Various trade groups, especially in the semiconductor segment,  have criticized trade treatment of Chinese companies because they can undermine U.S. sales to those companies.  In reaction to Friday's action,  Information Technology and Innovation Foundation Vice President Daniel Castro issued a strong criticism of the Trump Administration, saying it has provided no evidence that a ban on WeChat or TikTok is necessary to address a national security threat.  On the contrary, he said the actions "put consumers at risk" by cutting off software updates and security improvements.  Prohibiting intermediaries such as ISPs and content delivery networks to deliver TikTok content "imposes an unnecessary and unfair burden on U.S. companies," but Castro did not specifically name Oracle.

Castro called for using due process to prohibit TikTok and WeChat from operating in the U.S. "In comparison to this de facto ban, striking a deal with an American company is clearly in the best interest of all parties," Castro said in a statement. "These actions today undermine that goal and make a deal less likely.
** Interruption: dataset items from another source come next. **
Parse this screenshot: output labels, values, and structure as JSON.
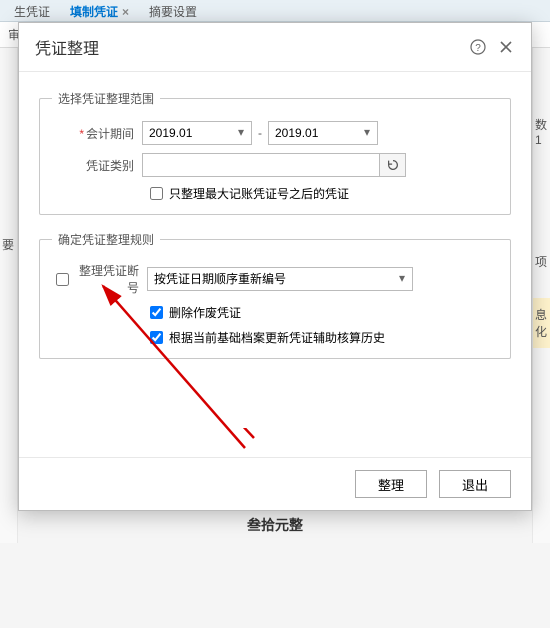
{
  "tabs": {
    "t1": "生凭证",
    "t2": "填制凭证",
    "t3": "摘要设置"
  },
  "bg": {
    "row1": "审核",
    "side_left_1": "要",
    "side_right_1": "数 1",
    "side_right_2": "项",
    "side_right_3": "息化",
    "bottom": "叁拾元整"
  },
  "dialog": {
    "title": "凭证整理",
    "group1": {
      "legend": "选择凭证整理范围",
      "period_label": "会计期间",
      "period_from": "2019.01",
      "period_to": "2019.01",
      "type_label": "凭证类别",
      "type_value": "",
      "only_after_max_label": "只整理最大记账凭证号之后的凭证"
    },
    "group2": {
      "legend": "确定凭证整理规则",
      "break_label": "整理凭证断号",
      "rule_option": "按凭证日期顺序重新编号",
      "del_void_label": "删除作废凭证",
      "update_aux_label": "根据当前基础档案更新凭证辅助核算历史"
    },
    "footer": {
      "ok": "整理",
      "cancel": "退出"
    }
  }
}
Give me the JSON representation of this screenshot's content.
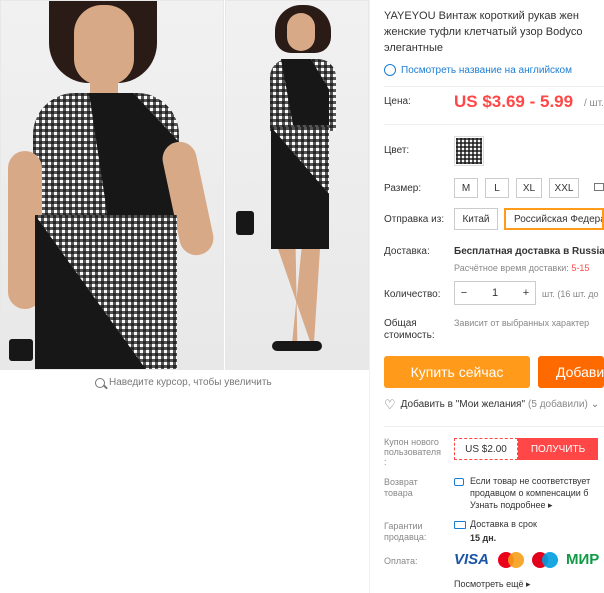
{
  "gallery": {
    "zoom_hint": "Наведите курсор, чтобы увеличить"
  },
  "product": {
    "title_lines": [
      "YAYEYOU Винтаж короткий рукав жен",
      "женские туфли клетчатый узор Bodyco",
      "элегантные"
    ],
    "translate_link": "Посмотреть название на английском",
    "price_label": "Цена:",
    "price": "US $3.69 - 5.99",
    "price_unit": "/ шт.",
    "color_label": "Цвет:",
    "size_label": "Размер:",
    "sizes": [
      "M",
      "L",
      "XL",
      "XXL"
    ],
    "ship_from_label": "Отправка из:",
    "ship_from_options": [
      "Китай",
      "Российская Федера"
    ],
    "delivery_label": "Доставка:",
    "delivery_value": "Бесплатная доставка в Russian",
    "delivery_time_label": "Расчётное время доставки:",
    "delivery_time_value": "5-15",
    "quantity_label": "Количество:",
    "quantity_value": "1",
    "quantity_minus": "−",
    "quantity_plus": "+",
    "quantity_stock": "шт. (16 шт. до",
    "total_label_1": "Общая",
    "total_label_2": "стоимость:",
    "total_value": "Зависит от выбранных характер",
    "buy_now": "Купить сейчас",
    "add_to_cart": "Добави",
    "wishlist_text": "Добавить в \"Мои желания\"",
    "wishlist_count": "(5 добавили)",
    "coupon_label": [
      "Купон нового",
      "пользователя",
      ":"
    ],
    "coupon_value": "US $2.00",
    "coupon_button": "ПОЛУЧИТЬ",
    "return_label": [
      "Возврат",
      "товара"
    ],
    "return_text_1": "Если товар не соответствует",
    "return_text_2": "продавцом о компенсации б",
    "return_more": "Узнать подробнее",
    "guarantee_label": [
      "Гарантии",
      "продавца:"
    ],
    "guarantee_text": "Доставка в срок",
    "guarantee_days": "15 дн.",
    "payment_label": "Оплата:",
    "payment_methods": [
      "VISA",
      "MasterCard",
      "Maestro",
      "МИР"
    ],
    "payment_more": "Посмотреть ещё"
  },
  "colors": {
    "accent": "#ff4747",
    "button_orange": "#ff9a1b",
    "link_blue": "#1b7ed5"
  }
}
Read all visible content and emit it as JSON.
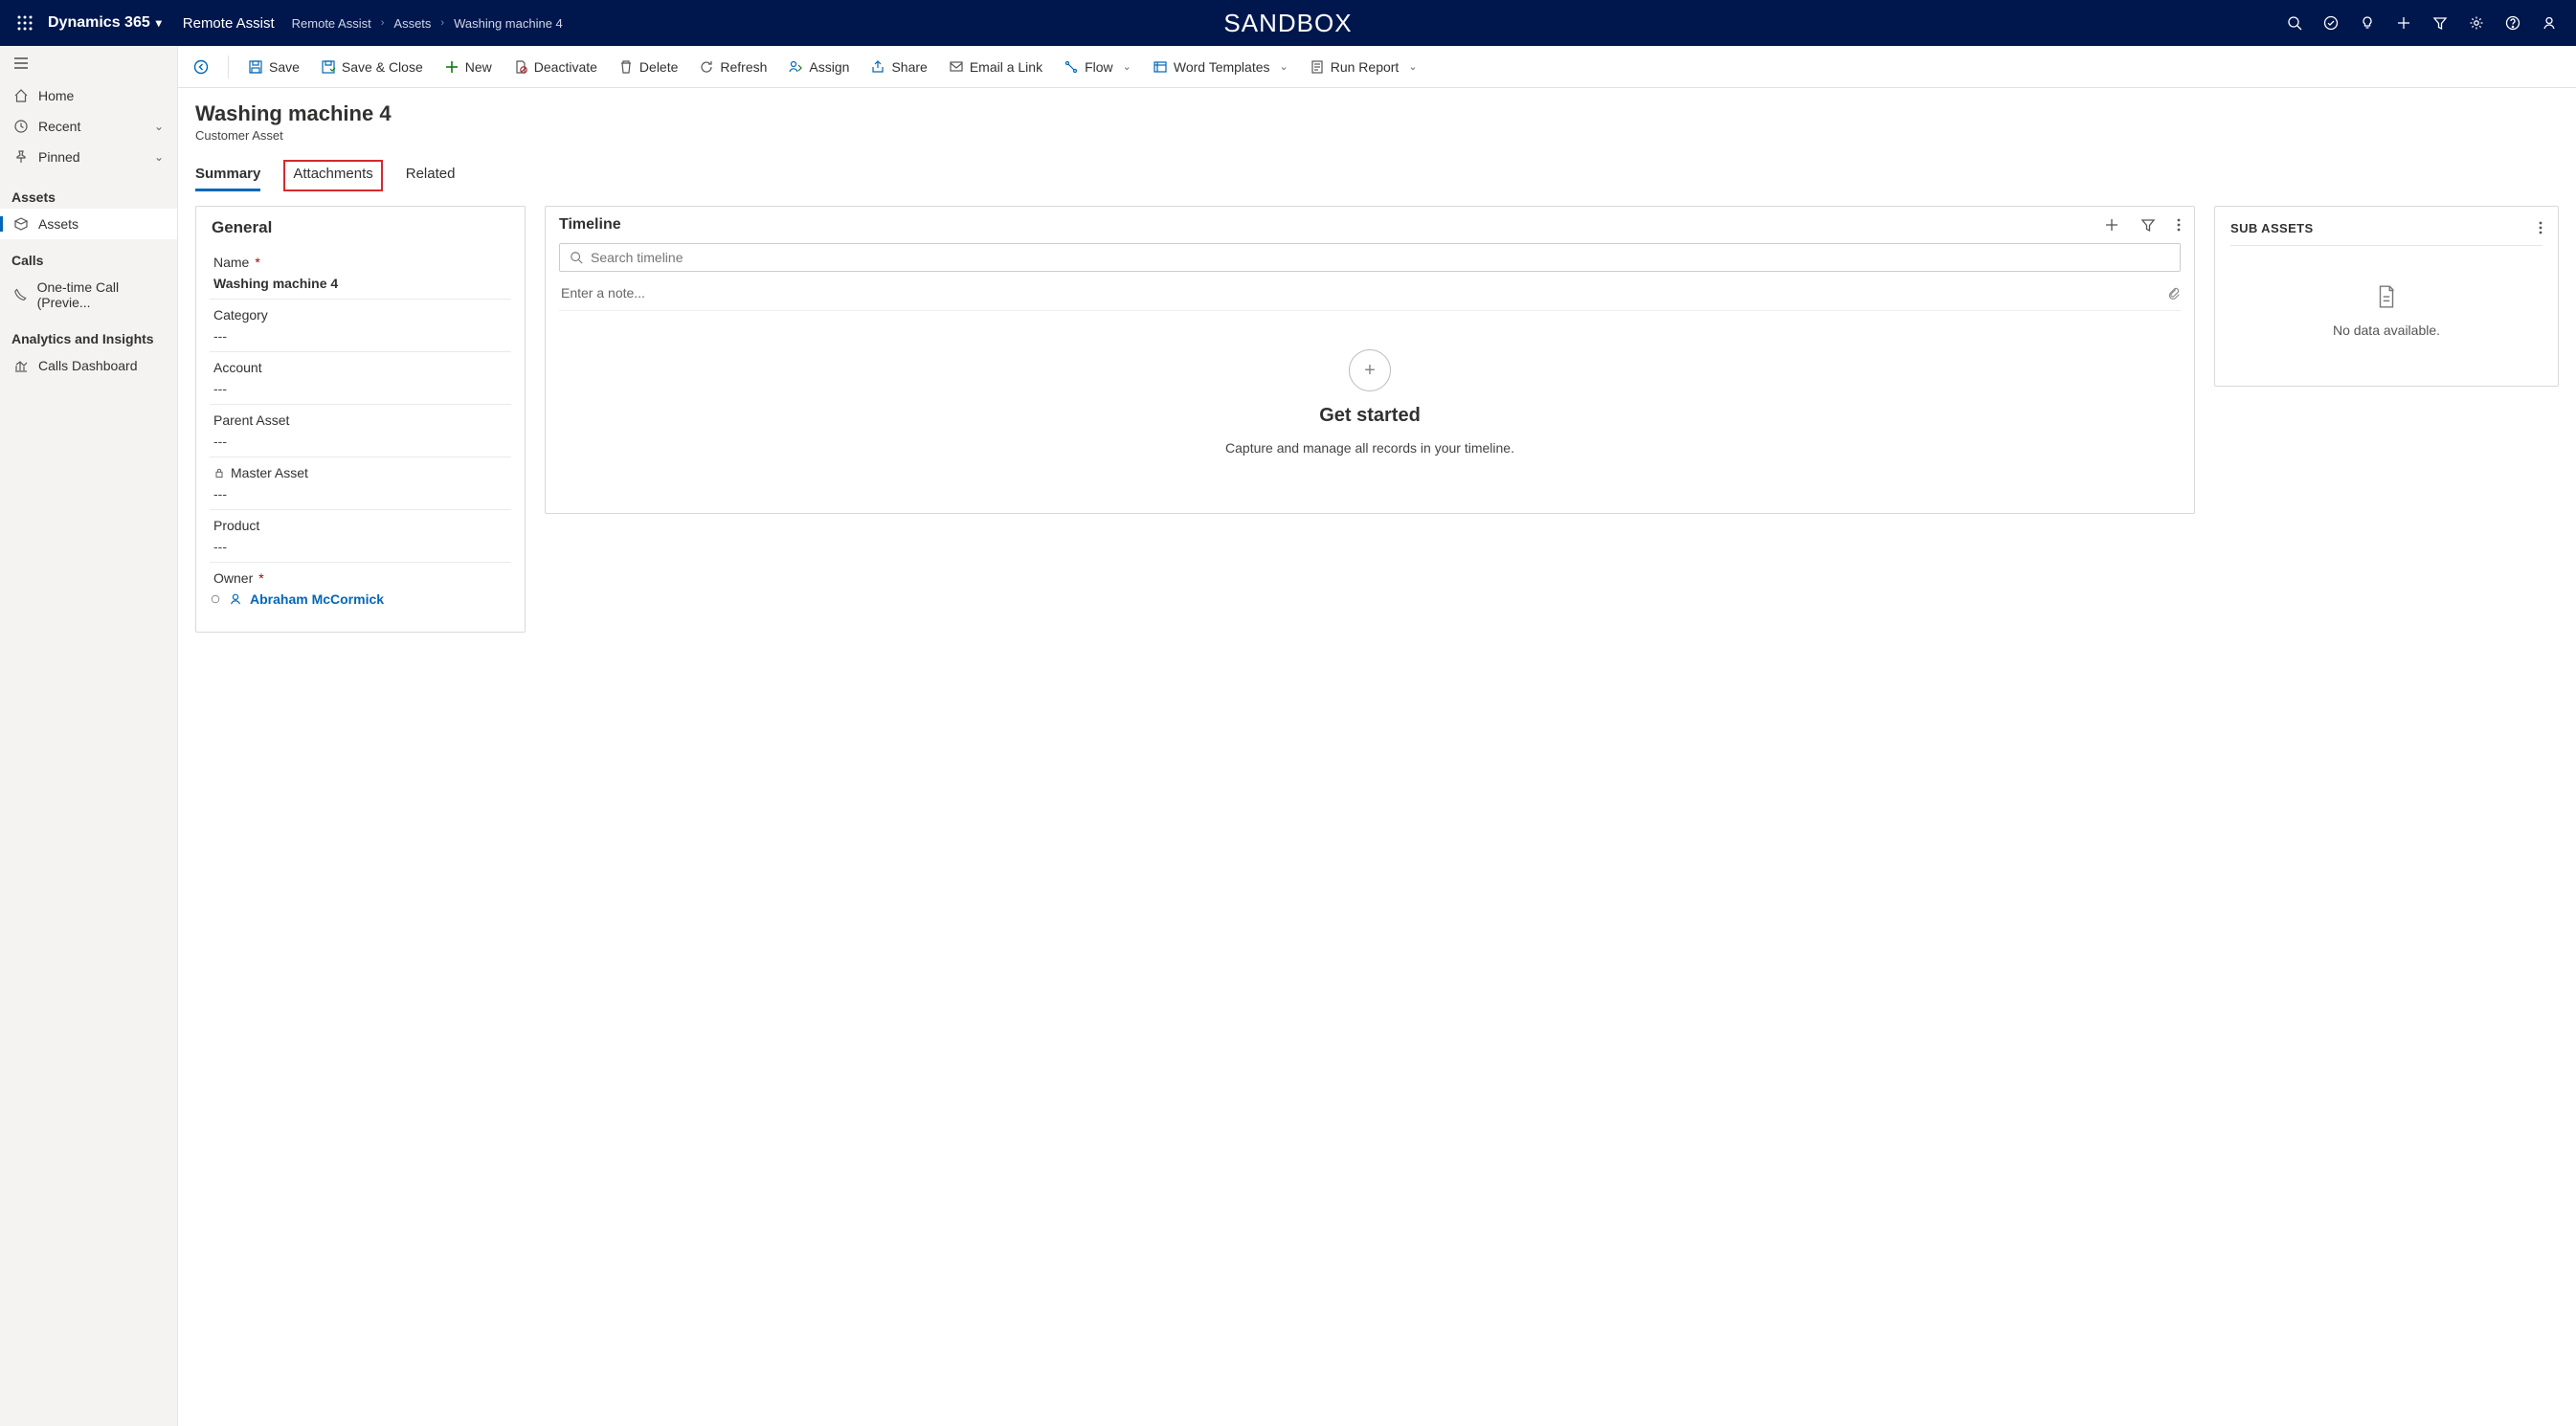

The administration should reconsider its position and pursue policies that do not further fragment the global Internet." 

Noting that the U.S. measures affecting TikTok are not so far a total ban, analyst Jack Gold of J. Gold Associates told Fierce Electronics,  “We’ll see what happens next.”

If U.S. users of TikTok are eventually prevented from using a U.S.-based hosting service and have to connect to servers in China, that could pose significant network latency issues and lag that especially hinders data-rich video.  “If the apps runs poorly, will people still use it?” he asked.